Страница 18 из 52
Ситуация была одновременно слишком простой и слишком неопределенной. Министерство полностью не доверяет ни ему, ни им, ни вообще кому-либо на свете. Они в свою очередь не верят друг другу. Только каждый в отдельности знает о себе, честен он или ведет двойную игру. Мистер К. знает, как К. собирается поступить с документами. Управляющая знает собственные намерения. Ни за кого нельзя поручиться, — только за себя. Он сказал:
— Мне таких приказов не давали. Бумаги останутся у меня.
Мистер К. закричал пронзительно:
— Если вы будете действовать за нашей спиной…
В прыгающих глазках полунищего преподавателя энтернационо горели жадность и зависть. Да и чего ждать от человека с такой зарплатой? Под покровом высоких идей в измученных душонках идеалистов нередко вызревает предательство.
Управляющая тянула свое:
— Вы — человек сентиментальный. Буржуа, профессор. Со склонностью к романтике. Если вы нас обманете, с вами такое будет… Вам даже трудно себе представить, что произойдет.
Теперь он боялся взглянуть ей в лицо, как страшился бы заглянуть в преисподнюю. Она умела действовать на воображение. Прыщи на лице казались следами какого-то постыдного акта, от которого она так и не оправилась. Он вспомнил слова Эльзы: «Она как сумасшедшая».
— Кого обману? Вас или народ?
Он, действительно, не был уверен, как следует понимать ее слова.
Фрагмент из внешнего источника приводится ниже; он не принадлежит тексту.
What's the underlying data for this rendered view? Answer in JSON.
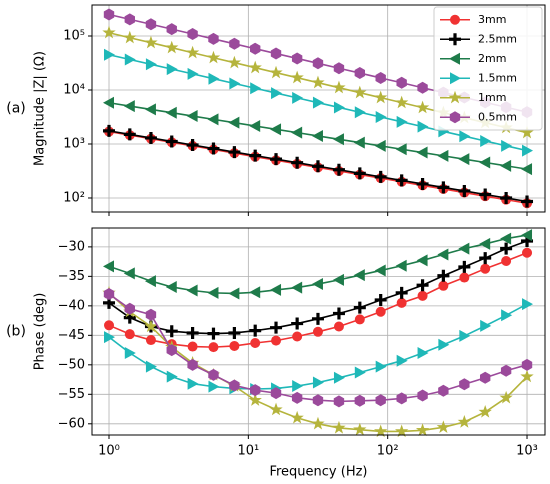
{
  "chart_data": [
    {
      "type": "line",
      "panel_label": "(a)",
      "ylabel": "Magnitude |Z| (Ω)",
      "xlog": true,
      "ylog": true,
      "grid": true,
      "legend": "upper right",
      "xlim": [
        0.755,
        1346
      ],
      "xticks": [
        1,
        10,
        100,
        1000
      ],
      "ylim": [
        55,
        375000
      ],
      "yticks": [
        {
          "value": 100,
          "label": "10²"
        },
        {
          "value": 1000,
          "label": "10³"
        },
        {
          "value": 10000,
          "label": "10⁴"
        },
        {
          "value": 100000,
          "label": "10⁵"
        }
      ],
      "x": [
        1,
        1.41,
        2,
        2.82,
        3.98,
        5.62,
        7.94,
        11.2,
        15.8,
        22.4,
        31.6,
        44.7,
        63.1,
        89.1,
        126,
        178,
        251,
        355,
        501,
        708,
        1000
      ],
      "series": [
        {
          "name": "3mm",
          "color": "#f03232",
          "marker": "circle",
          "values": [
            1700,
            1459,
            1252,
            1074,
            922,
            791,
            679,
            582,
            500,
            429,
            368,
            316,
            271,
            233,
            200,
            171,
            147,
            126,
            108,
            93,
            80
          ]
        },
        {
          "name": "2.5mm",
          "color": "#000000",
          "marker": "plus",
          "values": [
            1750,
            1505,
            1294,
            1113,
            957,
            823,
            708,
            609,
            524,
            450,
            387,
            333,
            286,
            246,
            212,
            182,
            157,
            135,
            116,
            100,
            86
          ]
        },
        {
          "name": "2mm",
          "color": "#1e7b4a",
          "marker": "tri-left",
          "values": [
            5800,
            5034,
            4370,
            3793,
            3292,
            2858,
            2480,
            2153,
            1869,
            1622,
            1408,
            1222,
            1061,
            921,
            799,
            694,
            602,
            523,
            454,
            394,
            342
          ]
        },
        {
          "name": "1.5mm",
          "color": "#1fb8b8",
          "marker": "tri-right",
          "values": [
            45000,
            36680,
            29900,
            24370,
            19860,
            16190,
            13200,
            10760,
            8770,
            7150,
            5826,
            4750,
            3870,
            3155,
            2572,
            2096,
            1709,
            1393,
            1135,
            925,
            754
          ]
        },
        {
          "name": "1mm",
          "color": "#b5b43c",
          "marker": "star",
          "values": [
            115000,
            92900,
            75100,
            60700,
            49000,
            39600,
            32000,
            25900,
            20900,
            16900,
            13660,
            11040,
            8920,
            7210,
            5830,
            4710,
            3800,
            3070,
            2480,
            2010,
            1620
          ]
        },
        {
          "name": "0.5mm",
          "color": "#9b4a9b",
          "marker": "hexagon",
          "values": [
            250000,
            203000,
            165000,
            134000,
            109000,
            88300,
            71700,
            58200,
            47300,
            38400,
            31200,
            25300,
            20600,
            16700,
            13600,
            11000,
            8950,
            7270,
            5900,
            4790,
            3890
          ]
        }
      ]
    },
    {
      "type": "line",
      "panel_label": "(b)",
      "ylabel": "Phase (deg)",
      "xlabel": "Frequency (Hz)",
      "xlog": true,
      "grid": true,
      "xlim": [
        0.755,
        1346
      ],
      "xticks": [
        {
          "value": 1,
          "label": "10⁰"
        },
        {
          "value": 10,
          "label": "10¹"
        },
        {
          "value": 100,
          "label": "10²"
        },
        {
          "value": 1000,
          "label": "10³"
        }
      ],
      "ylim": [
        -61.9,
        -26.8
      ],
      "yticks": [
        {
          "value": -60,
          "label": "−60"
        },
        {
          "value": -55,
          "label": "−55"
        },
        {
          "value": -50,
          "label": "−50"
        },
        {
          "value": -45,
          "label": "−45"
        },
        {
          "value": -40,
          "label": "−40"
        },
        {
          "value": -35,
          "label": "−35"
        },
        {
          "value": -30,
          "label": "−30"
        }
      ],
      "x": [
        1,
        1.41,
        2,
        2.82,
        3.98,
        5.62,
        7.94,
        11.2,
        15.8,
        22.4,
        31.6,
        44.7,
        63.1,
        89.1,
        126,
        178,
        251,
        355,
        501,
        708,
        1000
      ],
      "series": [
        {
          "name": "3mm",
          "color": "#f03232",
          "marker": "circle",
          "values": [
            -43.3,
            -44.8,
            -45.8,
            -46.5,
            -46.9,
            -47,
            -46.8,
            -46.3,
            -45.9,
            -45.2,
            -44.4,
            -43.5,
            -42.3,
            -41,
            -39.5,
            -38.3,
            -36.6,
            -35.2,
            -33.7,
            -32.4,
            -31
          ]
        },
        {
          "name": "2.5mm",
          "color": "#000000",
          "marker": "plus",
          "values": [
            -39.5,
            -42,
            -43.5,
            -44.3,
            -44.6,
            -44.7,
            -44.6,
            -44.2,
            -43.7,
            -43,
            -42.2,
            -41.3,
            -40.3,
            -39,
            -37.8,
            -36.5,
            -34.9,
            -33.4,
            -31.9,
            -30.3,
            -29
          ]
        },
        {
          "name": "2mm",
          "color": "#1e7b4a",
          "marker": "tri-left",
          "values": [
            -33.3,
            -34.5,
            -35.8,
            -36.8,
            -37.4,
            -37.8,
            -37.9,
            -37.7,
            -37.3,
            -36.9,
            -36.3,
            -35.6,
            -34.8,
            -34,
            -33.2,
            -32.3,
            -31.3,
            -30.3,
            -29.5,
            -28.6,
            -28
          ]
        },
        {
          "name": "1.5mm",
          "color": "#1fb8b8",
          "marker": "tri-right",
          "values": [
            -45.3,
            -48,
            -50.3,
            -52,
            -53.2,
            -53.7,
            -54,
            -54.1,
            -54,
            -53.6,
            -53,
            -52.2,
            -51.3,
            -50.3,
            -49.3,
            -48,
            -46.6,
            -45.1,
            -43.4,
            -41.6,
            -39.7
          ]
        },
        {
          "name": "1mm",
          "color": "#b5b43c",
          "marker": "star",
          "values": [
            -37.8,
            -41,
            -43.5,
            -47,
            -49.7,
            -51.7,
            -53.6,
            -56,
            -57.6,
            -59,
            -60,
            -60.7,
            -61,
            -61.3,
            -61.3,
            -61.1,
            -60.6,
            -59.7,
            -58,
            -55.6,
            -52
          ]
        },
        {
          "name": "0.5mm",
          "color": "#9b4a9b",
          "marker": "hexagon",
          "values": [
            -38,
            -40.5,
            -41.5,
            -47.5,
            -50,
            -51.7,
            -53.5,
            -54.3,
            -54.8,
            -55.6,
            -56,
            -56.2,
            -56.1,
            -56,
            -55.7,
            -55.2,
            -54.4,
            -53.3,
            -52.2,
            -51,
            -50
          ]
        }
      ]
    }
  ]
}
Стоя перед людьми, которые вполне могли оказаться его врагами, он чувствовал себя потерянным и измученным. Чем дальше уходишь от открытой схватки, тем больше ты одинок. Можно только позавидовать тем, кто сейчас в окопах, на передовой… Он вдруг и впрямь ощутил себя там — ему почудился звон колоколов пожарных машин, завывание карет скорой помощи. Налет окончился, откапывают трупы, спасательные команды осторожно разгребают груды щебня, ищут заваленных. Бывает, нечаянно ломом приканчивают тяжелораненого. Мир вокруг него вдруг окутался туманной дымкой, похожей на уличную пыль после налета. Ему стало плохо. И снова возле самого его лица та же мертвая кошка — кошачий мех почти касается его губ, а он не может даже шевельнуться.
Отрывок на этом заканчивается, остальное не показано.